Ekmek nasıl üretilir? Ekmeğin buğdaydan soframıza olan hikayesi, üretim aşamaları ile ilgili bilgi.

ekmek featuredMakine çağında, ekmek yapımı da endüstrileşmiştir. Geleneksel olarak eskiden ekmek yapan ev kadınlarının en önemli işlerinden biri idi. Bugün gelişmiş ülkelerde ekmek yapımı otomatize edilmiş ve ihtisaslaşmış bir endüstri dalı haline gelmiştir. Eski maharetlerin yerini bilim ve teknik almakta, böylece iyi ekmek yapılması sağlanmaktadır. Bu yazıda anlatılan yöntemin sadece bir örnek olduğunu belirtmek uygun olur. Zira işlem-her ekmek fabrikasında az çok değişebilir.

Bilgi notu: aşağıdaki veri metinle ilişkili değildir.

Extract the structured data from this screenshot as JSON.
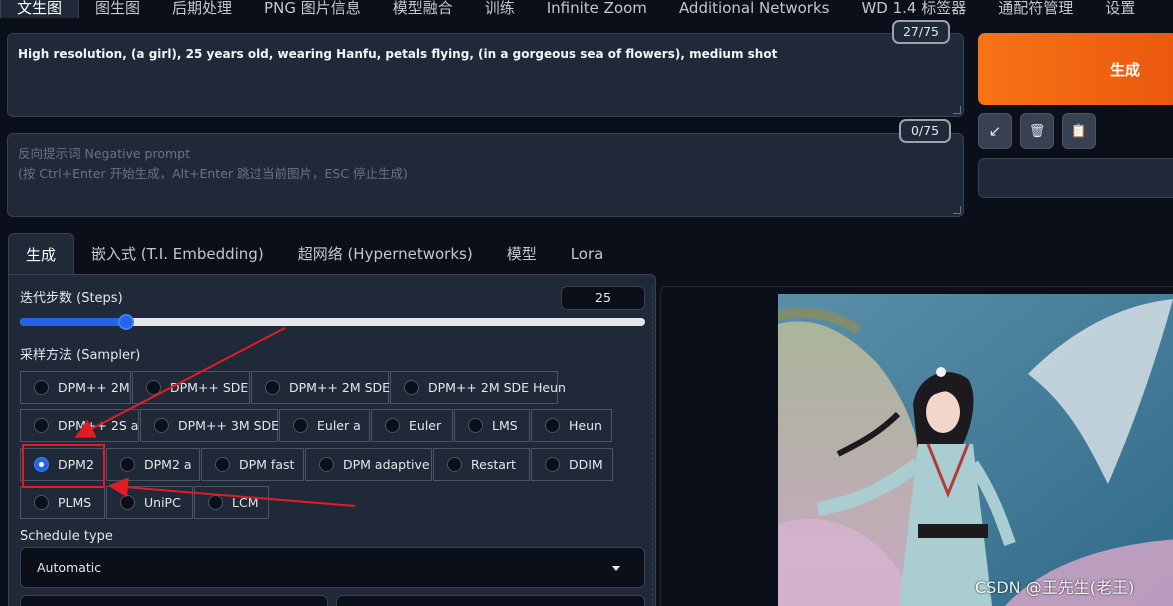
{
  "nav": {
    "tabs": [
      "文生图",
      "图生图",
      "后期处理",
      "PNG 图片信息",
      "模型融合",
      "训练",
      "Infinite Zoom",
      "Additional Networks",
      "WD 1.4 标签器",
      "通配符管理",
      "设置"
    ],
    "active": 0
  },
  "prompt": {
    "value": "High resolution, (a girl), 25 years old, wearing Hanfu, petals flying, (in a gorgeous sea of flowers), medium shot",
    "counter": "27/75"
  },
  "negative": {
    "placeholder_line1": "反向提示词 Negative prompt",
    "placeholder_line2": "(按 Ctrl+Enter 开始生成，Alt+Enter 跳过当前图片，ESC 停止生成)",
    "counter": "0/75"
  },
  "generate": {
    "label": "生成"
  },
  "tools": {
    "icons": [
      "pencil-arrow-icon",
      "trash-icon",
      "clipboard-icon"
    ],
    "glyphs": [
      "↙",
      "🗑",
      "📋"
    ]
  },
  "subtabs": {
    "items": [
      "生成",
      "嵌入式 (T.I. Embedding)",
      "超网络 (Hypernetworks)",
      "模型",
      "Lora"
    ],
    "active": 0
  },
  "steps": {
    "label": "迭代步数 (Steps)",
    "value": "25",
    "fraction": 0.17
  },
  "sampler": {
    "label": "采样方法 (Sampler)",
    "rows": [
      [
        "DPM++ 2M",
        "DPM++ SDE",
        "DPM++ 2M SDE",
        "DPM++ 2M SDE Heun"
      ],
      [
        "DPM++ 2S a",
        "DPM++ 3M SDE",
        "Euler a",
        "Euler",
        "LMS",
        "Heun"
      ],
      [
        "DPM2",
        "DPM2 a",
        "DPM fast",
        "DPM adaptive",
        "Restart",
        "DDIM"
      ],
      [
        "PLMS",
        "UniPC",
        "LCM"
      ]
    ],
    "selected": "DPM2"
  },
  "schedule": {
    "label": "Schedule type",
    "value": "Automatic"
  },
  "watermark": "CSDN @王先生(老王)",
  "colors": {
    "accent": "#2563eb",
    "generate": "#f97316",
    "annotation": "#e11d24"
  }
}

Tarladan ya da deniz aşırı ülkelerden gelen buğday tanelerini önce temizlemek gerekir. Bir sıra özel makinelerden geçirilen buğdayın içindeki yabancı maddeler ayıklanır, arkasından ovalanır, fırçalanır ve yıkanır. Bundan sonra buğday dönen silindirler arasında ezilerek parçalanır. Bu bulgura benzeyen küçük tanecikler büyüklüklerine göre otomatik olarak ayrılır ve elenir. Bunların en iyisi alınarak ince öğütülür ve un elde edilir.

Mayanın Etkisi

Ekmek yapımının ilk basamağı mayalanma teknelerinde başlar. Teknelerde maya, su, tuz ve başka maddelerle karıştırılmıştır. Bu karışım sabit sıcaklıkta bir süre mayalanmaya bırakılır. Çoğalan maya mantarları karışımdaki karbonhidratların birazını alkol ve karbondiokside çevirir. Mayalanma iyice ilerleyince mayalanma teknesindeki sıvı, karıştırıcı makinelerle unla iyice karıştırılır, ve ekmek hamuru elde edilir. Buna ön karıştırma denir. Ekmeğin özelliklerinin iyi olması için, içine konan maddelerin miktarı dikkatle kontrol edilir.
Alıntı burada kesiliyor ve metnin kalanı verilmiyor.